Addressing modes are nothing but the different ways in which the location of an operand can be specified in an instruction. The number of addressing modes that a processor supports changes according to the instruction set it is based on, however there are a few generic ones that are present in almost all processors and are thus of utmost importance.
They are as follows:
i. Immediate mode
ii. Register mode
iii. Absolute mode
iv. Indirect mode
v. Index mode
vi. Base with index
vii. Base with index and offset
ix. Auto increment
x. Auto decrement
Immediate mode: In this mode, the operand is specified in the instruction itself.
E.g. Move #200,R0
The above instruction places the value 200 in the register R0.Clearly Immediate mode can be used only to specify the source operand.
Figure 1 shows the above concept i.e. the operand is a part of the instruction
Register mode: The operand is the contents of a register. We specify the operand in this case by specifying the name of the register in the instruction. Processor registers are often used for intermediate storage during arithmetic operations. This addressing mode is used at that time to access the registers.
E.g. Move R0, R1
Contents of the R0 register are moved to R1 register.
As shown in Figure 2, the instruction names the register that holds the operand.
Absolute mode: The operand is in a memory location; the address of the operand is passed explicitly in the instruction. Global variables are represented using this addressing mode.
E.g. Move LOC, R0
Here LOC corresponds to the address from where the contents will be accessed by the processor and placed in R0.
Indirect mode: The effective address (E.A.) of the operands is the contents of a register (see Figure 3(b)) or the memory location whose address appears in the instruction (see Figure 3(a)). The name of the register or the memory address is placed in parentheses to denote indirection or in other words that the contents are addresses of the operands.

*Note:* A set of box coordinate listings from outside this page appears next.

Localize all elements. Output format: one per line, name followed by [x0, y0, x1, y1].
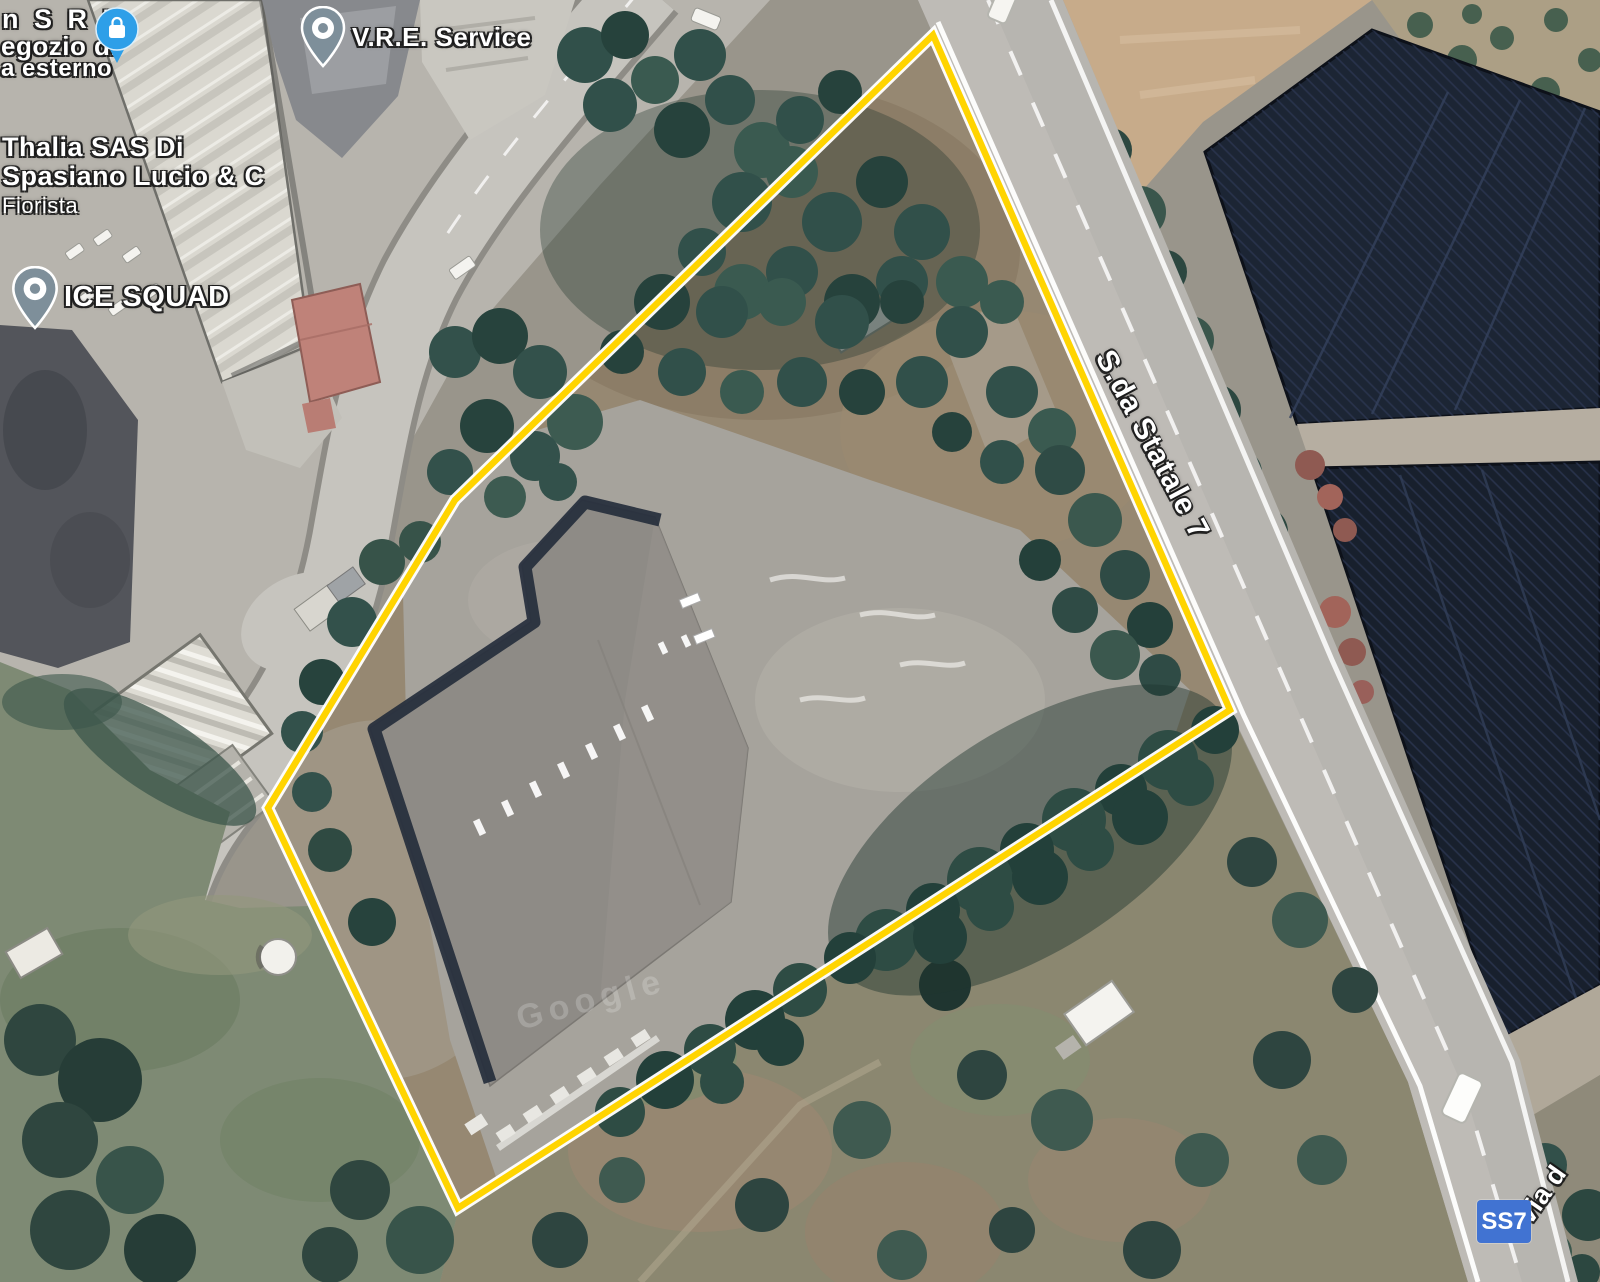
- poi-label-thalia-line3: Fiorista: [2, 193, 78, 219]
- satellite-imagery-layer: Google: [0, 0, 1600, 1282]
- poi-label-thalia-line2[interactable]: Spasiano Lucio & C: [2, 161, 265, 192]
- route-shield-ss7: SS7: [1477, 1200, 1531, 1243]
- poi-label-thalia-line1[interactable]: Thalia SAS Di: [2, 132, 184, 163]
- satellite-map-canvas[interactable]: Google n S R L egozio di a esterno V.R.E…: [0, 0, 1600, 1282]
- poi-label-ice-squad[interactable]: ICE SQUAD: [64, 281, 230, 314]
- water-tank: [260, 939, 296, 975]
- poi-label-vre-service[interactable]: V.R.E. Service: [352, 22, 532, 53]
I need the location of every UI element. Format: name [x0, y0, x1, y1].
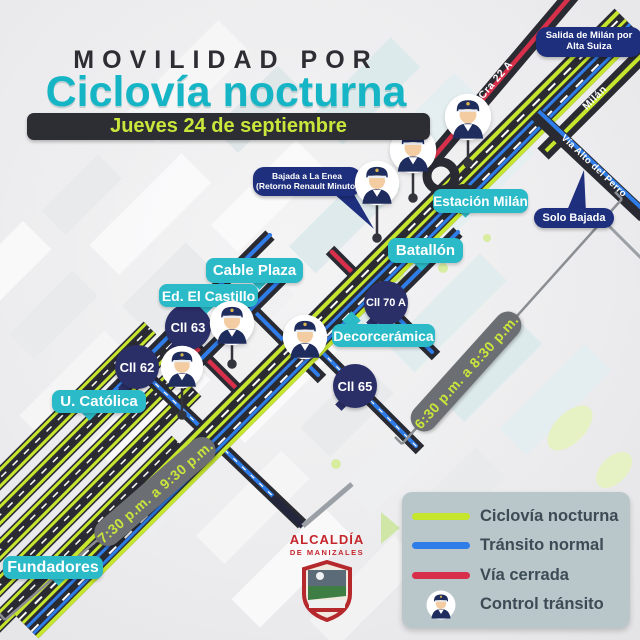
note-solo-bajada: Solo Bajada	[534, 208, 614, 228]
police-legend-icon	[412, 589, 470, 621]
page-title: Ciclovía nocturna	[0, 68, 452, 117]
place-pill-estacion-milan: Estación Milán	[433, 189, 528, 213]
place-pill-batallon: Batallón	[388, 238, 463, 263]
police-icon	[354, 160, 400, 206]
place-pill-fundadores: Fundadores	[3, 556, 103, 579]
place-pill-u-catolica: U. Católica	[52, 390, 146, 413]
date-banner: Jueves 24 de septiembre	[27, 113, 430, 140]
legend-item-transito: Tránsito normal	[412, 531, 618, 560]
shield-emblem	[300, 560, 354, 622]
transito-line-swatch	[412, 542, 470, 549]
street-circle-cll62: Cll 62	[115, 345, 159, 389]
date-text: Jueves 24 de septiembre	[110, 115, 347, 138]
legend-panel: Ciclovía nocturna Tránsito normal Vía ce…	[402, 492, 630, 628]
police-icon	[160, 345, 204, 389]
alcaldia-logo: ALCALDÍA DE MANIZALES	[282, 532, 372, 627]
legend-item-cerrada: Vía cerrada	[412, 561, 618, 590]
note-salida-milan: Salida de Milán por Alta Suiza	[536, 27, 640, 57]
police-icon	[282, 314, 328, 360]
legend-arrow-icon	[381, 512, 400, 544]
legend-item-control: Control tránsito	[412, 590, 618, 620]
police-icon	[209, 300, 255, 346]
cerrada-line-swatch	[412, 572, 470, 579]
street-label-via-alto: Vía Alto del Perro	[559, 133, 629, 200]
street-circle-cll70a: Cll 70 A	[364, 281, 408, 325]
ciclovia-infographic: Cra 22 A Milán Vía Alto del Perro	[0, 0, 640, 640]
road-via-alto-del-perro: Vía Alto del Perro	[536, 111, 640, 216]
note-bajada-enea: Bajada a La Enea (Retorno Renault Minuto…	[253, 167, 361, 196]
place-pill-decorceramica: Decorcerámica	[332, 324, 435, 347]
legend-item-ciclovia: Ciclovía nocturna	[412, 502, 618, 531]
street-circle-cll65: Cll 65	[333, 364, 377, 408]
ciclovia-line-swatch	[412, 513, 470, 520]
place-pill-cable-plaza: Cable Plaza	[206, 258, 303, 283]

E.g. Add (R1), R0 (this mode is often called as register indirect mode) Add (B), R0
This instruction fetches the operand from the address, pointed by the contents of the register R1 or of the memory location ‘B’ and adds them to R0.
Index mode: The effective address of the operand is calculated by adding a constant value to the contents of a register, which is clearly shown in Figure 4. The address can be in a register used specially for this purpose or any of the general purpose registers. In either case it is called as an index register.
E.g. Move X (R0), R1
Here, Contents at address X+R0 are moved to R1 .X contains a constant value.
Base with index mode: The effective address is the sum of contents of two registers. The first register as before is called the index and the second register is called the base register. This mode provides more flexibility since both the components are registers and can thus be changed.
E.g. Move (R0, R1), R2
Here, Contents at address R0+R1 are moved to R2.
Base with index and offset mode: The effective address is the sum of contents of two registers and a constant. The constant value in this case is often called the offset or the displacement.
E.g. Move X (R0, R1), R2
Contents at address X+R0+R1 are moved to R2.
Relative mode: For relative addressing, also called PC-relative addressing, the implicitly referenced register is the program counter (PC). That is, the next instruction address is added to the address field to produce the EA. typically, the address field is treated as a twos complement number for this operation. Thus, the effective address is a displacement relative to the address of the instruction as shown in the example below.
Relative addressing exploits the concept of locality.
E.g. Move X (PC), R1
Here, Contents at address X+PC are moved to R1 .X contains a constant value.
Auto increment mode: The effective address of the operand is the contents of a register specified in the instruction. After accessing the operand, the contents of this register are automatically incremented to the next value. This increment is 1 for byte sized operands, 2 for 16 bit operands and so on.
E.g. Add (R2) +, R0
Here are the contents of R2 are first used as an E.A. then they are incremented.
Auto decrement mode: The effective address of the operand is the contents of a register specified in the instruction. Before accessing the operand, the contents of this register are automatically decremented and then the value is accessed.
E.g. Add - (R2), R0
Here are the contents of R2 are first decremented and then used as an E.A. for the operand which is added to the contents of R0. The auto increment addressing mode and the auto decrement addressing mode are widely used for the implementation of data structures like Stack. There may be other addressing modes that are unique to some processors. However the addressing modes mentioned above are common to many of the popular processors out there.